En el mundo académico católico, no es raro encontrar críticas a autores posmodernos —incluyendo a algunas pensadoras feministas— por parte de quienes, en realidad, nunca los han leído en serio. Observo que se repiten las mismas, por ejemplo, sobre algunas citas de Simone de Beauvoir o Judith Butler, acompañadas de objeciones bastante banales, hasta el punto de atribuirles afirmaciones que nunca pronunciaron. No solo considero todo esto incorrecto, sino también peligroso.
Pensadores como Daniel Dennett o Paul Graham distinguen dos maneras de abordar el diálogo. La primera es la del “argumento del hombre de paja” (Straw man): se toma la versión más débil de la idea del otro para ridiculizarla y refutarla fácilmente. Esto es lo que, por desgracia, suele ocurrir cuando nos relacionamos con autores alejados del pensamiento cristiano. La segunda manera es la del “argumento del hombre de acero” (Steel man): consiste en reconstruir el argumento del otro en su forma más sólida y coherente, incluso mejorándolo, antes de señalar cualquier debilidad o contradicción.
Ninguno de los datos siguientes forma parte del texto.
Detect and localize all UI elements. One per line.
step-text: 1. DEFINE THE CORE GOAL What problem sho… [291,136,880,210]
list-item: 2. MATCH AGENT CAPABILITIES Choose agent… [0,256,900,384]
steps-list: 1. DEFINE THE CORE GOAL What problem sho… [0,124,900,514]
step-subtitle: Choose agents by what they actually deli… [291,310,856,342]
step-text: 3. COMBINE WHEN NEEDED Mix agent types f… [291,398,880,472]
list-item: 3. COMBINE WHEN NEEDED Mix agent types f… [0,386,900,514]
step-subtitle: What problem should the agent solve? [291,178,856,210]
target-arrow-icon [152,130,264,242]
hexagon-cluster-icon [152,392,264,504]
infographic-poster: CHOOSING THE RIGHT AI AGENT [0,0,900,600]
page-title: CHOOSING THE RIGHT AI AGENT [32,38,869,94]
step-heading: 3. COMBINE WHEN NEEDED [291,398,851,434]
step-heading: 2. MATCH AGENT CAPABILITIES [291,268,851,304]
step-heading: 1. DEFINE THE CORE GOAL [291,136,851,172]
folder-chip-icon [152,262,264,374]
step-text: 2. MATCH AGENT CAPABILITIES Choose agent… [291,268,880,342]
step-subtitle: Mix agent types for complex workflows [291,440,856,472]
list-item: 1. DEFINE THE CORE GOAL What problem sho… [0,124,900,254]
El Papa Francisco ha afirmado repetidamente que no vivimos simplemente en una época de cambio, sino en un cambio de época. Este punto de inflexión histórico exige un nuevo paradigma y, por lo tanto, nuevas síntesis. Pero ¿cómo podemos lograrlas sin un auténtico ejercicio de razón abierta, como solía decir el Papa Benedicto XVI? ¿Y cómo podemos ser creíbles si no nos dejamos cuestionar seriamente incluso por pensadores cuyas ideas no compartimos?
En esta perspectiva también se inscribe el Papa León XIV, quien, en su encuentro con la Fundación Centesimus Annus, invitó a entender la Doctrina social de la Iglesia, no como un conjunto rígido de respuestas preestablecidas, sino como un conocimiento vivo, fruto de la escucha, las hipótesis, el diálogo y el encuentro. Solo así —dijo— la Doctrina puede apoyar el diálogo y contribuir a la construcción de una cultura del encuentro.
Hoy necesitamos la valentía que Pablo VI reconoció en Santo Tomás de Aquino: “la valentía de la verdad, la libertad de espíritu para afrontar nuevos problemas, la honestidad intelectual de quienes no admiten la contaminación del cristianismo con la filosofía profana, pero tampoco el rechazo apriorístico de esta última”. Me gustaría ver un poco más de esta valentía entre los pensadores católicos de hoy.